The Undeniable Power of the "Garage Experience"
Jan 17, 2018 | Anthony Mills
If you're like me and a lot of other entrepreneurs and intrapreneurs around the world, then you've likely romanticized – at least at some point in time – about what it must have been like in great companies like Apple, HP, Google, and Cisco when they were just getting their start – in their founders' garages of all places (or in some cases in their parents' garages).
We, too, long for that same experience... those long grungy days tucked away in a hot stuffy garage experimenting, failing (time and time again), until eventually we hit upon the one big a-ha that ultimately leads us to business fame and fortune. We call this – not surprisingly – The Garage Experience, and its pursuit – however potentially elusive – is a very powerful motivator for the self-starters out there. So much of a powerful motivator in fact that it's one of the big reasons why so many startup founders hold such strong survivorship bias in their minds when starting out.
The reality, however, is that most people – even many highly driven ones – are never going to do this. They are never going to invent the world's next great thing in their garage and become rich and famous in the process. They just don't have everything it takes to do so, including in many cases the right timing and scenario in history.
And they know it.
And so they go to work.
In corporations. All over the world. Day in and day out.
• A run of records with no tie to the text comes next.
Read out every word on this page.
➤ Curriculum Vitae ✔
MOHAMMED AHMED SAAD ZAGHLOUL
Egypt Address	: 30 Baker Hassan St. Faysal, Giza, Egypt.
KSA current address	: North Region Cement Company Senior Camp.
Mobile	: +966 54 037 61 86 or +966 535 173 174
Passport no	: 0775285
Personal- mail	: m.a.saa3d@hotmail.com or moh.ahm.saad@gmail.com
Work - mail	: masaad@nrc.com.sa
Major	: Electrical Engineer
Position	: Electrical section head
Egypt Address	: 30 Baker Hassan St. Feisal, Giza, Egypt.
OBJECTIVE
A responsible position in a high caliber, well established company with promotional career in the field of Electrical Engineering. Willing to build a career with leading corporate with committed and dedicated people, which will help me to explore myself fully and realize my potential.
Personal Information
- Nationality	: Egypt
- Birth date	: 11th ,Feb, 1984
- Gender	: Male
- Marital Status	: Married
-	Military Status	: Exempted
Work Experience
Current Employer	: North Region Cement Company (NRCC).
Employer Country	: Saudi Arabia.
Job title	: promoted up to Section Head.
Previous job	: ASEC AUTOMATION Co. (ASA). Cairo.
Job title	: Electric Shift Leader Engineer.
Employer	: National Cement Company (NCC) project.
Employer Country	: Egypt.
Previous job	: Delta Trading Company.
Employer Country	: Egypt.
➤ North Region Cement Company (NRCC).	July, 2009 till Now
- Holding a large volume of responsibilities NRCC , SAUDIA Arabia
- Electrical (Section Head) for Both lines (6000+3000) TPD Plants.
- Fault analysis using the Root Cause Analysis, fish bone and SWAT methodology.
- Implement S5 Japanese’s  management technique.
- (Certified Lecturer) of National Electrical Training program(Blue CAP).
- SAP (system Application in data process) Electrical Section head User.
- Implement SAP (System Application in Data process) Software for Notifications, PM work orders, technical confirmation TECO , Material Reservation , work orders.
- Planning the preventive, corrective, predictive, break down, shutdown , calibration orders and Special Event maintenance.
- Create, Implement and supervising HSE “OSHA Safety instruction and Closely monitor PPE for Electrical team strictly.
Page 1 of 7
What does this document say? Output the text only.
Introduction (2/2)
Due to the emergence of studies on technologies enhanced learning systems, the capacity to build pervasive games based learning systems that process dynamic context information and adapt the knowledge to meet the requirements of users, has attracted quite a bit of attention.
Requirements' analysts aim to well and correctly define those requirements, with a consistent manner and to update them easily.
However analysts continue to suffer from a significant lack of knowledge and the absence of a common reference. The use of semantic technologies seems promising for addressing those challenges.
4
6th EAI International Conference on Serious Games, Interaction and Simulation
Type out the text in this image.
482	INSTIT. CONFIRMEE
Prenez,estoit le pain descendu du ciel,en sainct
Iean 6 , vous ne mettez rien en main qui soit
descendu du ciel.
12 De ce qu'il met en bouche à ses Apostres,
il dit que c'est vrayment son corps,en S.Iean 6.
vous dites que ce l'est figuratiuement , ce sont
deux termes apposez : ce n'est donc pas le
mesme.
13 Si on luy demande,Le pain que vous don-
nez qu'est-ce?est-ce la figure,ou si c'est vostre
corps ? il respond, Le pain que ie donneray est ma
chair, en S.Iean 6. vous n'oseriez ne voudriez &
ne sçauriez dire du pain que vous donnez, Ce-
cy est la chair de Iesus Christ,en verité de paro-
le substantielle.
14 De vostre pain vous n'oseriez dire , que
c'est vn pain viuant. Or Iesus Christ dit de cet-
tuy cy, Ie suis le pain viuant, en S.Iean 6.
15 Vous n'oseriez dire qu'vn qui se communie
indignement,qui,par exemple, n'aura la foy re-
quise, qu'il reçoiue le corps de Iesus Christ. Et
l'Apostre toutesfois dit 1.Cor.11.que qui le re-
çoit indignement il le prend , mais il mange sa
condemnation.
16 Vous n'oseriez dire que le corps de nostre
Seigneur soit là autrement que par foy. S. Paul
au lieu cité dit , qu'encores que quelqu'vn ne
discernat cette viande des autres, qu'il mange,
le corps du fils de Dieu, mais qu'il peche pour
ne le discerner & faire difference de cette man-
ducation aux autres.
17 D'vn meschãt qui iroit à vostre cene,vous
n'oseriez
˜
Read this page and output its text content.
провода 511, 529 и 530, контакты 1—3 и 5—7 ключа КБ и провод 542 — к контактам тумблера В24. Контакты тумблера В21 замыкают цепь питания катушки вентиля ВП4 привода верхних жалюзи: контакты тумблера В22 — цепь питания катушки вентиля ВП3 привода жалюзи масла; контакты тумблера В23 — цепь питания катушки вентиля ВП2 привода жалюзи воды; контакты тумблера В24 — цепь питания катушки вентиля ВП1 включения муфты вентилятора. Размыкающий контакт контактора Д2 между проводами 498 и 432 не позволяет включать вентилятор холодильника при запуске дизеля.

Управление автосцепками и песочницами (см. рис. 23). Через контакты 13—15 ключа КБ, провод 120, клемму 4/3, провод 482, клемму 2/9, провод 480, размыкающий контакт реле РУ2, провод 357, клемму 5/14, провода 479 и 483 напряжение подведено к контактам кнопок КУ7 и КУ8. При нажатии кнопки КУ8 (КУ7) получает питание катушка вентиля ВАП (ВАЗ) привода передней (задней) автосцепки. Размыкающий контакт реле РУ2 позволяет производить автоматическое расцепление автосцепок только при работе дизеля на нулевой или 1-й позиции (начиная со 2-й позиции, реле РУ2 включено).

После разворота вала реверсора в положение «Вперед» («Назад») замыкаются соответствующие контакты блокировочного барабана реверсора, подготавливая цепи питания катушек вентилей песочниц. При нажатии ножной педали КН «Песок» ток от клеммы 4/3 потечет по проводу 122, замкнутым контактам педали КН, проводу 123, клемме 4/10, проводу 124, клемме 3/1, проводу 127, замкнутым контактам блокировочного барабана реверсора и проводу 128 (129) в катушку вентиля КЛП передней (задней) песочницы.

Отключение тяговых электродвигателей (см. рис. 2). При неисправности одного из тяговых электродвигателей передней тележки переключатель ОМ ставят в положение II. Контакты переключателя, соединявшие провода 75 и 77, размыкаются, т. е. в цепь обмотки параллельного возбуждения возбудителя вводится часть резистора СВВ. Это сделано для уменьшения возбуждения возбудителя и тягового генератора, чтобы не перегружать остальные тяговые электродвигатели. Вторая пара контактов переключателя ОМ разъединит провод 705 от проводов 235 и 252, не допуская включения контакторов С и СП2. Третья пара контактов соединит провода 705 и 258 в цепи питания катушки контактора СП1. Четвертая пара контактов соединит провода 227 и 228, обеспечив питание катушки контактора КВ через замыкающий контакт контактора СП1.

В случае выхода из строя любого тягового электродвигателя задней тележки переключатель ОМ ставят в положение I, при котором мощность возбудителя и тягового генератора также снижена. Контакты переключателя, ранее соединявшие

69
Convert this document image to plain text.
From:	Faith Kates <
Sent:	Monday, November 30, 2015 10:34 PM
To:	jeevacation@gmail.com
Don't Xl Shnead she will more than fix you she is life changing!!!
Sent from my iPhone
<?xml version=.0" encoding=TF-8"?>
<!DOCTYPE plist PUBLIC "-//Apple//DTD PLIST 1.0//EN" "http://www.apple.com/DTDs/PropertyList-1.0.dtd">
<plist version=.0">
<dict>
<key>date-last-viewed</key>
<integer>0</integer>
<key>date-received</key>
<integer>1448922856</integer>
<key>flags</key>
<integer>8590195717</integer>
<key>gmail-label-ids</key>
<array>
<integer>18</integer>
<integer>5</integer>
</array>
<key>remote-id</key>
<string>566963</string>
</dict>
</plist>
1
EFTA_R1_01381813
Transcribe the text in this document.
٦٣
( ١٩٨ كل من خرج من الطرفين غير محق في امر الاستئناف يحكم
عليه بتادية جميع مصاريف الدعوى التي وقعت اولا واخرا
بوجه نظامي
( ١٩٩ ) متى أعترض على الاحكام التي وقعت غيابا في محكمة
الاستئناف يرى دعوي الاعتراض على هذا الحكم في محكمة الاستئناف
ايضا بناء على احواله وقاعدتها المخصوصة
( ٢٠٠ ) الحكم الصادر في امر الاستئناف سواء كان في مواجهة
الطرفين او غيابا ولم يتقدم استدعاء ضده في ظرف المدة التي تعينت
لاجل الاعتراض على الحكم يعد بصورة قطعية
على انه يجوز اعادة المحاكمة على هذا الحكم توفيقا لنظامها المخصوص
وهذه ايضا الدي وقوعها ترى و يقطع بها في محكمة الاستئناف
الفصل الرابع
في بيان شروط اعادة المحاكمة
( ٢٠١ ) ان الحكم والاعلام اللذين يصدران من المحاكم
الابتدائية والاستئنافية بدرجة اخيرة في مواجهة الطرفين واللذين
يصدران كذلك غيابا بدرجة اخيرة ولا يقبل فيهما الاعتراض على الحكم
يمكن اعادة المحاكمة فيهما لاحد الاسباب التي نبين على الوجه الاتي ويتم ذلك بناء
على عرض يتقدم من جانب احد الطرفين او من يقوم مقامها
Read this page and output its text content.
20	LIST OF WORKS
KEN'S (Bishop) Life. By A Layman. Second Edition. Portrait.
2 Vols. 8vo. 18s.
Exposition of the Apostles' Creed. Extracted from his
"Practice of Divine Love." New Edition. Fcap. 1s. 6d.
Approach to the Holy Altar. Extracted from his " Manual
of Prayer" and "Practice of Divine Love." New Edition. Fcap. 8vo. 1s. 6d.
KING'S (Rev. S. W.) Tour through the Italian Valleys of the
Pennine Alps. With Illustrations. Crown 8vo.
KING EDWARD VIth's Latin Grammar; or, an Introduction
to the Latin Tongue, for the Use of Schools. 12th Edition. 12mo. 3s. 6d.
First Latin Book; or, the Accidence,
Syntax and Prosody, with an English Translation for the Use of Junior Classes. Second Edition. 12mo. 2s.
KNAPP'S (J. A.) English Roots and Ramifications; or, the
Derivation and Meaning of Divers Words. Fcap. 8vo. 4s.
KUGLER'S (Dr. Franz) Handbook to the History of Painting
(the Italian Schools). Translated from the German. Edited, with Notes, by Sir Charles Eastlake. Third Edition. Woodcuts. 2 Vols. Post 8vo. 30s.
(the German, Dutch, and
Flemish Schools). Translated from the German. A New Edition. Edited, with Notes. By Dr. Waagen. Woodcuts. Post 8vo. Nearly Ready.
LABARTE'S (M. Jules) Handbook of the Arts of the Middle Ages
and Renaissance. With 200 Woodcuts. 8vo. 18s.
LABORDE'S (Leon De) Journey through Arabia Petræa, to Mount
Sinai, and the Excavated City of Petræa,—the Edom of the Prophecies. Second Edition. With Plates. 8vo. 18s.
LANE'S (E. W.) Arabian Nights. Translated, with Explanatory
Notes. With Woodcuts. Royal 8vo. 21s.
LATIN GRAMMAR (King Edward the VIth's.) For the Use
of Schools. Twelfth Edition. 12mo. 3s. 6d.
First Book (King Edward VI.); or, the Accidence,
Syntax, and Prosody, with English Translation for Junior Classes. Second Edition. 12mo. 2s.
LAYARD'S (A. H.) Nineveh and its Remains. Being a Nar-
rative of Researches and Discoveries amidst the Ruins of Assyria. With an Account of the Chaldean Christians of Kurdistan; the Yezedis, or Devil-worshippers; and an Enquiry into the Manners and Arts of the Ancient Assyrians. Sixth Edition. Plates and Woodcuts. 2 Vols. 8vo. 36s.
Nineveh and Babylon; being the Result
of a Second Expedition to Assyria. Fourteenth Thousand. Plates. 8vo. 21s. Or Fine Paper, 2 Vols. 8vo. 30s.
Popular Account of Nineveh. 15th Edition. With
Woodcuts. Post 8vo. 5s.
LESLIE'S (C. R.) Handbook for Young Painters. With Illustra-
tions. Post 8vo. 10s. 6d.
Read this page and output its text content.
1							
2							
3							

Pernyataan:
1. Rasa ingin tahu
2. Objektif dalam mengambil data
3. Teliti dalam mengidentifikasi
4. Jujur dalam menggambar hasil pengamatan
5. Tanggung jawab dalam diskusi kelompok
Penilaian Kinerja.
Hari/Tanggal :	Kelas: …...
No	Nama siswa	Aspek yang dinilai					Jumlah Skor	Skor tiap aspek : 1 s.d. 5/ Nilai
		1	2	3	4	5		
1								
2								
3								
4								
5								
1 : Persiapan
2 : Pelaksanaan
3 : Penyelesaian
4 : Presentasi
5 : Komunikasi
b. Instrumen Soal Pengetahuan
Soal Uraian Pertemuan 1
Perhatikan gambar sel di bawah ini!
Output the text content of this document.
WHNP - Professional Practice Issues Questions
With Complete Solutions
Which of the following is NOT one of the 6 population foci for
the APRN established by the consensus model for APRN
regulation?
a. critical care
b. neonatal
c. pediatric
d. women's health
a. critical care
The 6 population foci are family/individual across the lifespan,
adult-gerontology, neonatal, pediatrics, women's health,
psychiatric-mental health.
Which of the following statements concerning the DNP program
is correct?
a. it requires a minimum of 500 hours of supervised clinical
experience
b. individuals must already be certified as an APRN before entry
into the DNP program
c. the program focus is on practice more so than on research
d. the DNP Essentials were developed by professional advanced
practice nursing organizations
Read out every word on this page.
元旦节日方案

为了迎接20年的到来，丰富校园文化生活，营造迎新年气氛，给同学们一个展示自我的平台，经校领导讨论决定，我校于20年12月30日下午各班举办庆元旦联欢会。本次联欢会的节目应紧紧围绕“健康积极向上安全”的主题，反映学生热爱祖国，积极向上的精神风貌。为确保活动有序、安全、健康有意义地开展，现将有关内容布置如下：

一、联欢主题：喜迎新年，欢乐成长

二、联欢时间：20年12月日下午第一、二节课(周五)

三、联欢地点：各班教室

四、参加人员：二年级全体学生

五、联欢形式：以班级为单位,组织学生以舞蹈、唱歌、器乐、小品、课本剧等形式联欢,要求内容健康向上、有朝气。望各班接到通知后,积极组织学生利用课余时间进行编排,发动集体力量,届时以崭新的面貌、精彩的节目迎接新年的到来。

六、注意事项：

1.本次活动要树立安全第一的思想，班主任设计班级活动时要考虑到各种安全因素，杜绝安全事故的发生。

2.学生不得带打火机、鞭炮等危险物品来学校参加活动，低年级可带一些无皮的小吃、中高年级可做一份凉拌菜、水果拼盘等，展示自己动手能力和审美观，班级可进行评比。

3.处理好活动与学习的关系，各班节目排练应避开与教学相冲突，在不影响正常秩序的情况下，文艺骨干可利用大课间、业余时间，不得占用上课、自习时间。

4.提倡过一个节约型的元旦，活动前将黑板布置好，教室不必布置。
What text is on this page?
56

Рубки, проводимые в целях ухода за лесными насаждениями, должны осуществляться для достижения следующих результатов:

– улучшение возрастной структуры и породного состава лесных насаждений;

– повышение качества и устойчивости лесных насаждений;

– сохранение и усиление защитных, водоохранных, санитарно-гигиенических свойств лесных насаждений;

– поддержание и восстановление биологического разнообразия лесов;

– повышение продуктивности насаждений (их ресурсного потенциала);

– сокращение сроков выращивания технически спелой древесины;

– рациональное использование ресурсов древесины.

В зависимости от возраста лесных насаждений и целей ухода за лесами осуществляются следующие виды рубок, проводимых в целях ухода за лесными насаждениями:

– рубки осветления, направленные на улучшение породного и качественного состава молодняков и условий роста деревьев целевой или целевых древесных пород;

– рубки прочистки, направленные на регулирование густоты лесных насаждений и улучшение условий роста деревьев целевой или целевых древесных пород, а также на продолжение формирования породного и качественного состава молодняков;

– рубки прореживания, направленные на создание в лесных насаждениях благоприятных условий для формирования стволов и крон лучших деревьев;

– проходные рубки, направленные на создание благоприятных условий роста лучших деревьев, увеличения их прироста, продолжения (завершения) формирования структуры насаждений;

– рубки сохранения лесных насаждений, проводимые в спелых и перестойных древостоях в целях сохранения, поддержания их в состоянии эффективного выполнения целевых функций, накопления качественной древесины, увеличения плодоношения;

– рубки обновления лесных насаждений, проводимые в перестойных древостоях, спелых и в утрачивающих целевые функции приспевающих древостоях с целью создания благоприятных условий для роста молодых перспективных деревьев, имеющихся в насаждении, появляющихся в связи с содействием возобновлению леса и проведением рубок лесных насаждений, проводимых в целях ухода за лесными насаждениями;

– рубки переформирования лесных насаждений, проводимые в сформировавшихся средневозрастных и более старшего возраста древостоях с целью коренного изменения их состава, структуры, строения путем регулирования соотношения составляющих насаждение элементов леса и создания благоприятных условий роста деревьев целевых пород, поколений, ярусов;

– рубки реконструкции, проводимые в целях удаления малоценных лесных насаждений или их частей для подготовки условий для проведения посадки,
But alas! There is hope. Hope, indeed, for all of the world's would-be intrapreneurs. That hope lies in the open corporate innovation lab. Not the cordoned-off workspace of the business' formal Innovation Group (that's usually the closed Corporate Innovation Lab). Rather, this innovation lab is freely open to everyone to use – to hack and to experiment in, trying to find that one next big idea for the business to leapfrog on. Labs like the Google Garage for example, where anyone in the business can come and try things out. A place so buzzing with activity that people cannot help but bump into one another and compare their ideas, leading to further serendipity yet as they combine ideas and insights together. Open innovation labs like this bring The Garage Experience inside the four walls of the corporate business environment – freely available for everyone to use and experience. And beyond the ideas it spawns, its impact on engagement can be powerful as well, especially when aligned with a compelling sense of purpose within the business – one that creates absolute clarity around the WHY behind these endeavors.
The real value of the lab, therefore, is not just in the potentially lucrative new business ideas it spawns (though that is often reason enough). It is equally in the level of engagement it is able to drive within the organization (which often experiences a noticeable bump when these labs are opened). It thus carries a double-whammy impact for the business, and almost always therefore represents a net positive investment for the business, so long as the organization is aligned culturally to support its endeavors, including funding some of them for formal development and consideration.
There is a clear argument to be made then, within most mid to large organizations, for having such an open innovation lab... for gifting your organization with The Garage Experience. Indeed, in many cases, this decision is a no-brainer, assuming that other things are in place culturally and procedurally to support the lab's endeavors.
But it is also equally important that these labs are designed properly, and that staff are trained on how to use them in ways that extract the greatest value from them for today's types of challenges.
More specifically, whereas the R&D lab of yesterday needed only be capable of mocking up and simulating products – and in certain cases services – the open innovation lab of today must be capable of mocking up and simulating customer and business experiences. This means three things. First of all, certain spaces have to be designed to accommodate new types of experimental activities, especially around user and design research. Secondly, appropriate types of materials have to be stocked to use, along with appropriate tools to work with them. And thirdly – and perhaps most importantly – the people using these labs have to be taught how to go about building Behavioral and Experience Prototypes and how, thereafter, to undertake Design Methods like Bodystorming and Informance (role playing) with the mock-ups. For the modern open innovation lab, this is often the MLR – the minimum learning requirement – if it is to be the real cradle of innovation that real garages have historically been.
I can attest – from my own work in designing these labs – that when done right – and when underpinned with the right cultural foundations (mandatory, not optional) – they really do deliver the Garage Experience – long grungy days and all – and they really do pull back the covers on lucrative new opportunities for the business to consider.
There is one caveat however, and it is cultural in nature. Do not institute such a lab if the business is not truly serious about entertaining what comes out of the lab... if it is not going to give serious consideration to funding and supporting some of the ideas for at least more formal development and analysis – with hopefully a few being implemented and/or commercialized. If the business is not serious about doing something with this lab's outputs, then the lab will just become one more (soon forgotten) piece of innovation theater that no one uses. So, do not use these labs for “show and tell” to your corporate investors. Rather, use them for delivering real value to your customers and markets. And use them to give your organization a sense of purpose, and something else to be proud of.
So get going! Get your lab designed and set up right, get your people trained, and get busy creating the Garage Experiences that will engage your organization and reward your top line with significant new growth. Most likely, you won't be sorry that you did. Just make sure you've got the culture part figured out first, as that is always the prerequisite to any of these efforts.